I'll be straight here: I've been having a lot of mental health stresses and getting to play Magic has just not been a feasible thing for me.
But going back to play XCOM 2: WotC, that's been right up my alley.
I finished the original but never got far against the War of the Chosen expansion. Years later, I have finally gotten to the point where I both wanted to finish the game and really only had the brainpower to do that. I still wasn't doing well, though.
Enter, Youtuber Ronar, who has a guide to beating legendary difficulty.
This guide was a huge boon to helping me get through the game. While I haven't beaten XCOM 2 yet, I've reached the point where things are inevitable: I have plenty of staff and crew, I'm so far ahead on my research that the game is just throwing penny-ante stuff at me; things like 50% off the cost of building a room that I've already built.
It's also been a great deal of fun. There's an odd piece to XCOM where you have to learn to accept that some of your soldiers are going to die, and that it's even acceptable to fail a mission. Not all missions. Not many missions. But you won't lose the game from it.
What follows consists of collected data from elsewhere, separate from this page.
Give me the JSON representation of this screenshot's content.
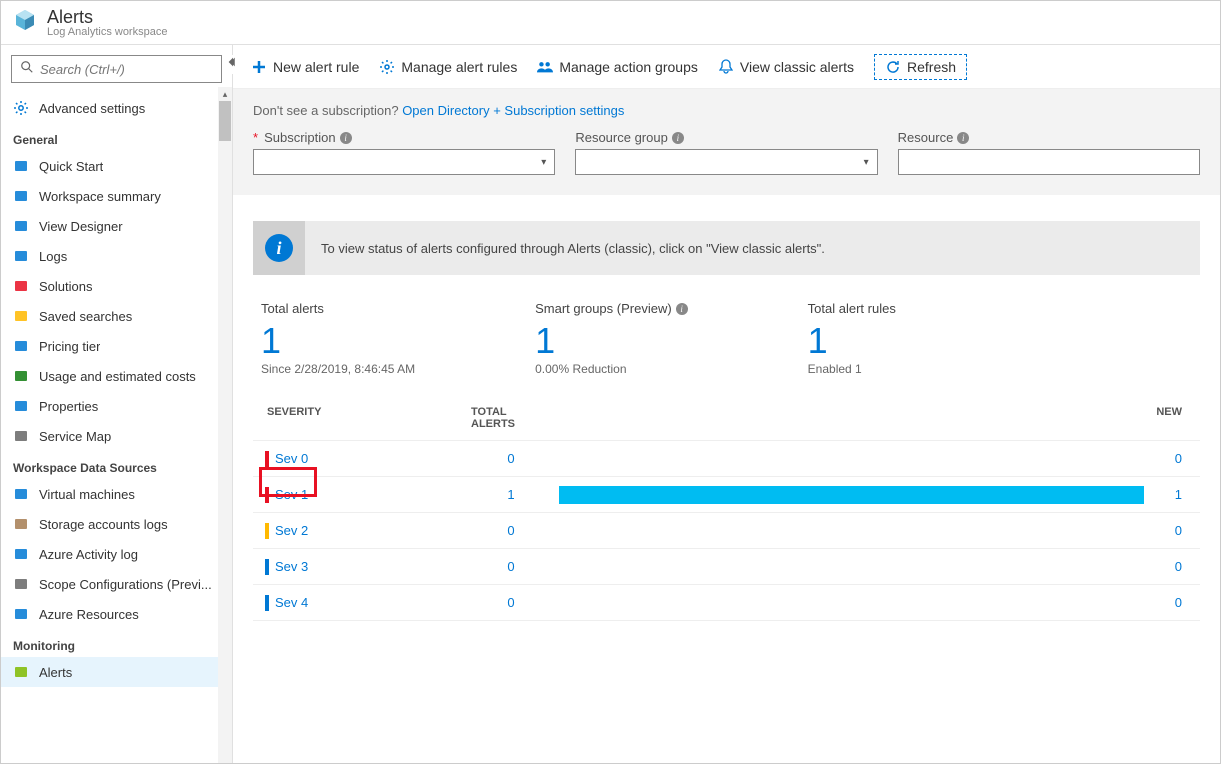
{
  "header": {
    "title": "Alerts",
    "subtitle": "Log Analytics workspace"
  },
  "search": {
    "placeholder": "Search (Ctrl+/)"
  },
  "sidebar": {
    "top": {
      "label": "Advanced settings"
    },
    "sections": [
      {
        "title": "General",
        "items": [
          {
            "label": "Quick Start",
            "icon_color": "#0078d4"
          },
          {
            "label": "Workspace summary",
            "icon_color": "#0078d4"
          },
          {
            "label": "View Designer",
            "icon_color": "#0078d4"
          },
          {
            "label": "Logs",
            "icon_color": "#0078d4"
          },
          {
            "label": "Solutions",
            "icon_color": "#e81123"
          },
          {
            "label": "Saved searches",
            "icon_color": "#ffb900"
          },
          {
            "label": "Pricing tier",
            "icon_color": "#0078d4"
          },
          {
            "label": "Usage and estimated costs",
            "icon_color": "#107c10"
          },
          {
            "label": "Properties",
            "icon_color": "#0078d4"
          },
          {
            "label": "Service Map",
            "icon_color": "#666"
          }
        ]
      },
      {
        "title": "Workspace Data Sources",
        "items": [
          {
            "label": "Virtual machines",
            "icon_color": "#0078d4"
          },
          {
            "label": "Storage accounts logs",
            "icon_color": "#a67c52"
          },
          {
            "label": "Azure Activity log",
            "icon_color": "#0078d4"
          },
          {
            "label": "Scope Configurations (Previ...",
            "icon_color": "#666"
          },
          {
            "label": "Azure Resources",
            "icon_color": "#0078d4"
          }
        ]
      },
      {
        "title": "Monitoring",
        "items": [
          {
            "label": "Alerts",
            "icon_color": "#7fba00",
            "active": true
          }
        ]
      }
    ]
  },
  "toolbar": {
    "new_rule": "New alert rule",
    "manage_rules": "Manage alert rules",
    "action_groups": "Manage action groups",
    "classic": "View classic alerts",
    "refresh": "Refresh"
  },
  "filters": {
    "hint_prefix": "Don't see a subscription? ",
    "hint_link": "Open Directory + Subscription settings",
    "subscription": "Subscription",
    "resource_group": "Resource group",
    "resource": "Resource"
  },
  "banner": "To view status of alerts configured through Alerts (classic), click on \"View classic alerts\".",
  "stats": {
    "total_title": "Total alerts",
    "total_num": "1",
    "total_sub": "Since 2/28/2019, 8:46:45 AM",
    "smart_title": "Smart groups (Preview)",
    "smart_num": "1",
    "smart_sub": "0.00% Reduction",
    "rules_title": "Total alert rules",
    "rules_num": "1",
    "rules_sub": "Enabled 1"
  },
  "table": {
    "head_severity": "SEVERITY",
    "head_total": "TOTAL ALERTS",
    "head_new": "NEW",
    "rows": [
      {
        "name": "Sev 0",
        "color": "#e81123",
        "total": "0",
        "new": "0",
        "barpct": 0
      },
      {
        "name": "Sev 1",
        "color": "#e81123",
        "total": "1",
        "new": "1",
        "barpct": 100,
        "highlight": true
      },
      {
        "name": "Sev 2",
        "color": "#ffb900",
        "total": "0",
        "new": "0",
        "barpct": 0
      },
      {
        "name": "Sev 3",
        "color": "#0078d4",
        "total": "0",
        "new": "0",
        "barpct": 0
      },
      {
        "name": "Sev 4",
        "color": "#0078d4",
        "total": "0",
        "new": "0",
        "barpct": 0
      }
    ]
  }
}
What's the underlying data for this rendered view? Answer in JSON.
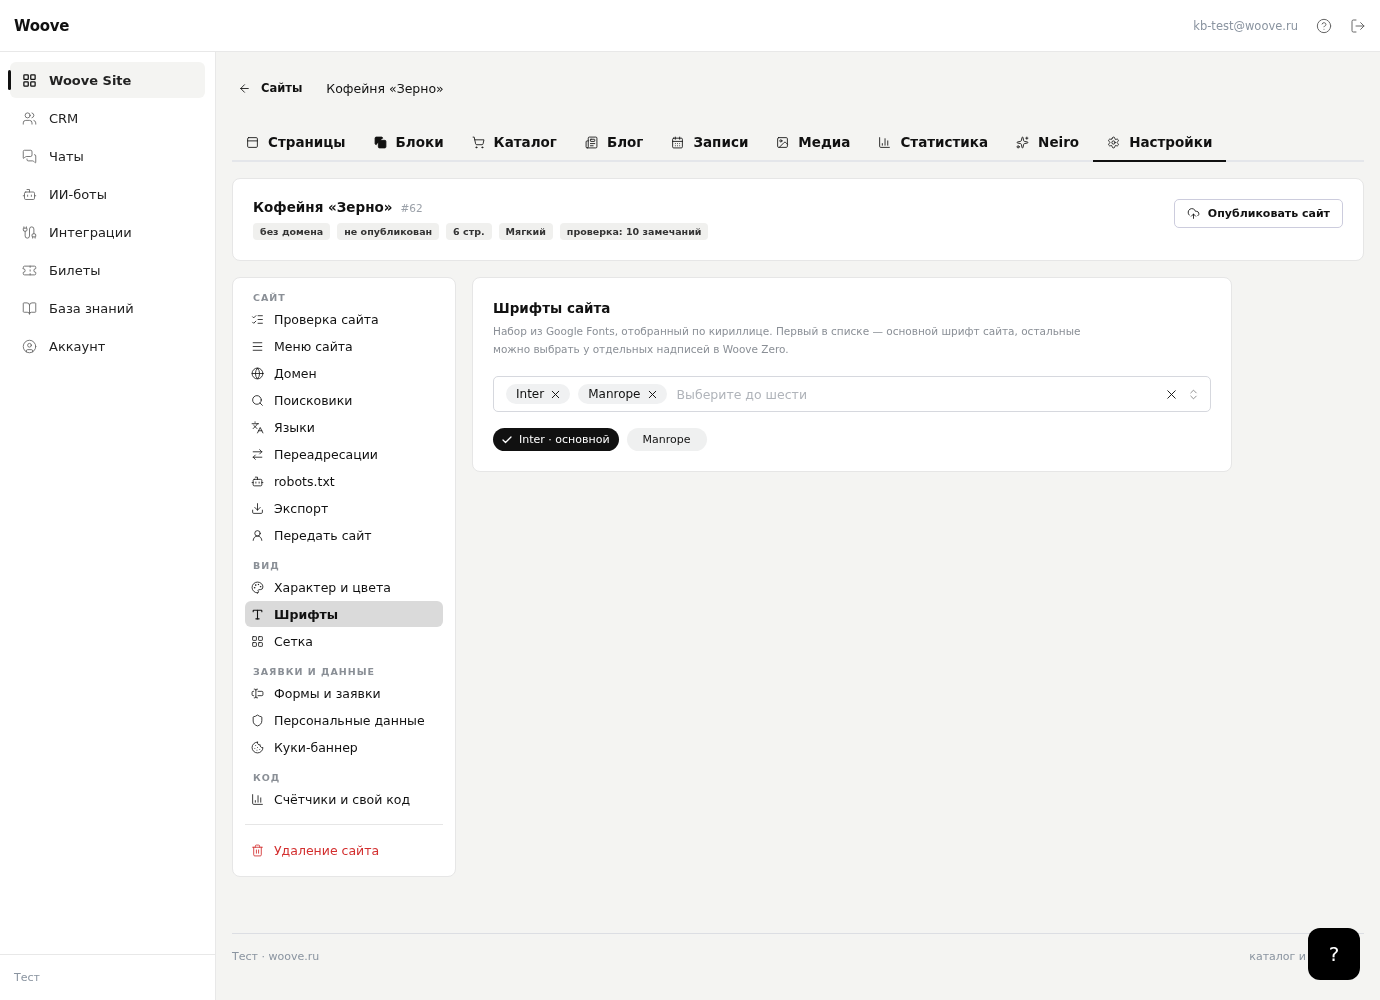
{
  "app": {
    "logo": "Woove",
    "user_email": "kb-test@woove.ru"
  },
  "sidebar": {
    "items": [
      {
        "label": "Woove Site",
        "selected": true
      },
      {
        "label": "CRM",
        "selected": false
      },
      {
        "label": "Чаты",
        "selected": false
      },
      {
        "label": "ИИ-боты",
        "selected": false
      },
      {
        "label": "Интеграции",
        "selected": false
      },
      {
        "label": "Билеты",
        "selected": false
      },
      {
        "label": "База знаний",
        "selected": false
      },
      {
        "label": "Аккаунт",
        "selected": false
      }
    ],
    "footer": "Тест"
  },
  "breadcrumb": {
    "back": "Сайты",
    "current": "Кофейня «Зерно»"
  },
  "tabs": [
    {
      "label": "Страницы",
      "selected": false
    },
    {
      "label": "Блоки",
      "selected": false
    },
    {
      "label": "Каталог",
      "selected": false
    },
    {
      "label": "Блог",
      "selected": false
    },
    {
      "label": "Записи",
      "selected": false
    },
    {
      "label": "Медиа",
      "selected": false
    },
    {
      "label": "Статистика",
      "selected": false
    },
    {
      "label": "Neiro",
      "selected": false
    },
    {
      "label": "Настройки",
      "selected": true
    }
  ],
  "site": {
    "title": "Кофейня «Зерно»",
    "id": "#62",
    "tags": [
      "без домена",
      "не опубликован",
      "6 стр.",
      "Мягкий",
      "проверка: 10 замечаний"
    ],
    "publish_button": "Опубликовать сайт"
  },
  "settings_nav": {
    "sections": [
      {
        "title": "САЙТ",
        "items": [
          {
            "label": "Проверка сайта",
            "selected": false
          },
          {
            "label": "Меню сайта",
            "selected": false
          },
          {
            "label": "Домен",
            "selected": false
          },
          {
            "label": "Поисковики",
            "selected": false
          },
          {
            "label": "Языки",
            "selected": false
          },
          {
            "label": "Переадресации",
            "selected": false
          },
          {
            "label": "robots.txt",
            "selected": false
          },
          {
            "label": "Экспорт",
            "selected": false
          },
          {
            "label": "Передать сайт",
            "selected": false
          }
        ]
      },
      {
        "title": "ВИД",
        "items": [
          {
            "label": "Характер и цвета",
            "selected": false
          },
          {
            "label": "Шрифты",
            "selected": true
          },
          {
            "label": "Сетка",
            "selected": false
          }
        ]
      },
      {
        "title": "ЗАЯВКИ И ДАННЫЕ",
        "items": [
          {
            "label": "Формы и заявки",
            "selected": false
          },
          {
            "label": "Персональные данные",
            "selected": false
          },
          {
            "label": "Куки-баннер",
            "selected": false
          }
        ]
      },
      {
        "title": "КОД",
        "items": [
          {
            "label": "Счётчики и свой код",
            "selected": false
          }
        ]
      }
    ],
    "danger_item": "Удаление сайта"
  },
  "fonts": {
    "title": "Шрифты сайта",
    "description": "Набор из Google Fonts, отобранный по кириллице. Первый в списке — основной шрифт сайта, остальные можно выбрать у отдельных надписей в Woove Zero.",
    "chosen": [
      "Inter",
      "Manrope"
    ],
    "placeholder": "Выберите до шести",
    "primary_options": [
      {
        "label": "Inter · основной",
        "selected": true
      },
      {
        "label": "Manrope",
        "selected": false
      }
    ]
  },
  "footer": {
    "left": "Тест · woove.ru",
    "right": "каталог и"
  },
  "help_button": "?"
}
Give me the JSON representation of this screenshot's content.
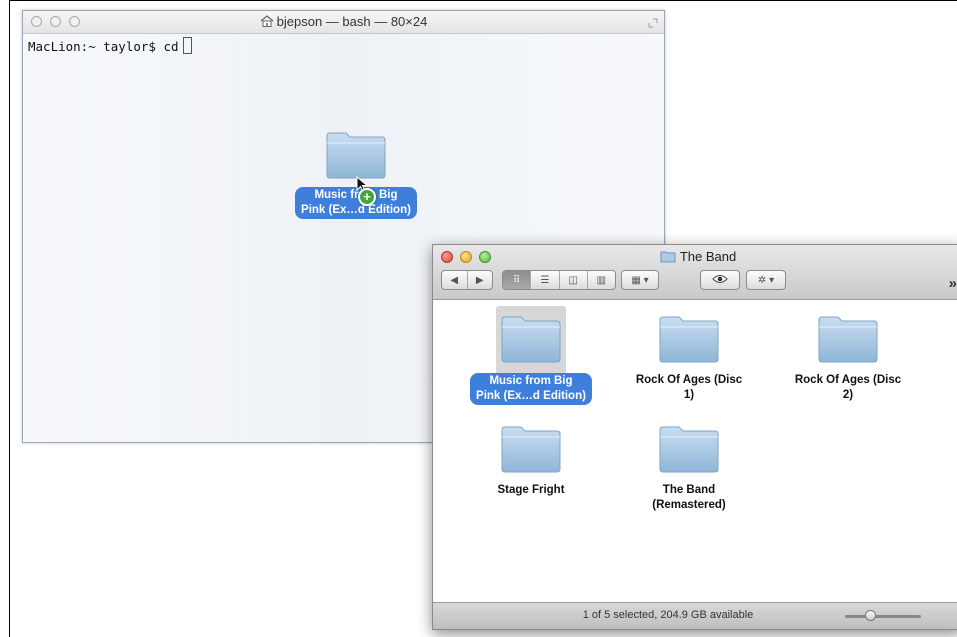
{
  "terminal": {
    "title": "bjepson — bash — 80×24",
    "prompt": "MacLion:~ taylor$ cd",
    "drag_item_label_line1": "Music from Big",
    "drag_item_label_line2": "Pink (Ex…d Edition)",
    "copy_badge": "+"
  },
  "finder": {
    "title": "The Band",
    "items": [
      {
        "line1": "Music from Big",
        "line2": "Pink (Ex…d Edition)",
        "selected": true
      },
      {
        "line1": "Rock Of Ages (Disc",
        "line2": "1)",
        "selected": false
      },
      {
        "line1": "Rock Of Ages (Disc",
        "line2": "2)",
        "selected": false
      },
      {
        "line1": "Stage Fright",
        "line2": "",
        "selected": false
      },
      {
        "line1": "The Band",
        "line2": "(Remastered)",
        "selected": false
      }
    ],
    "status": "1 of 5 selected, 204.9 GB available",
    "overflow_chevron": "»",
    "icons": [
      "back-icon",
      "forward-icon",
      "icon-view-icon",
      "list-view-icon",
      "column-view-icon",
      "coverflow-view-icon",
      "arrange-icon",
      "quick-look-eye-icon",
      "action-gear-icon"
    ],
    "folder_color": "#a9cbe6"
  }
}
That seems weird because XCOM goes out of its way to make players feel like every soldier lost is a massive problem. The balancing of resources to gain and train them, the hole in your teams left by the loss of a skilled character, these are not easy to overcome.
On top of all that, there is a randomness baked into XCOM which can make it feel unfair. XCOM players are quickly oriented to the fact that having 90% on a shot does not mean you hit it. Which makes it feel all the worse when you don't.
Since we're trained to play the percentages, and players just don't take the 10% shots, we only get the taste of defeat, never the HOLY CRAP THAT WORKED moment.
Until you desperately have to take a shot that is bad.
One thing about XCOM 2 is that if you don't add the War of the Chosen pack, then the game looses quite a bit of personality. The three mini-bosses of the War of the Chosen go a long way towards giving the player a sense that they are fighting someone and not just a faceless entity. Plus, they're exactly the kind of extra challenge that if you like XCOM, you're wanting to sign up for.
I know this is going up late, and I'm sorry about that. We're all doing the best we can, I hope. I'll get back on this in 2022, but in the meanwhile, have some happy holidays.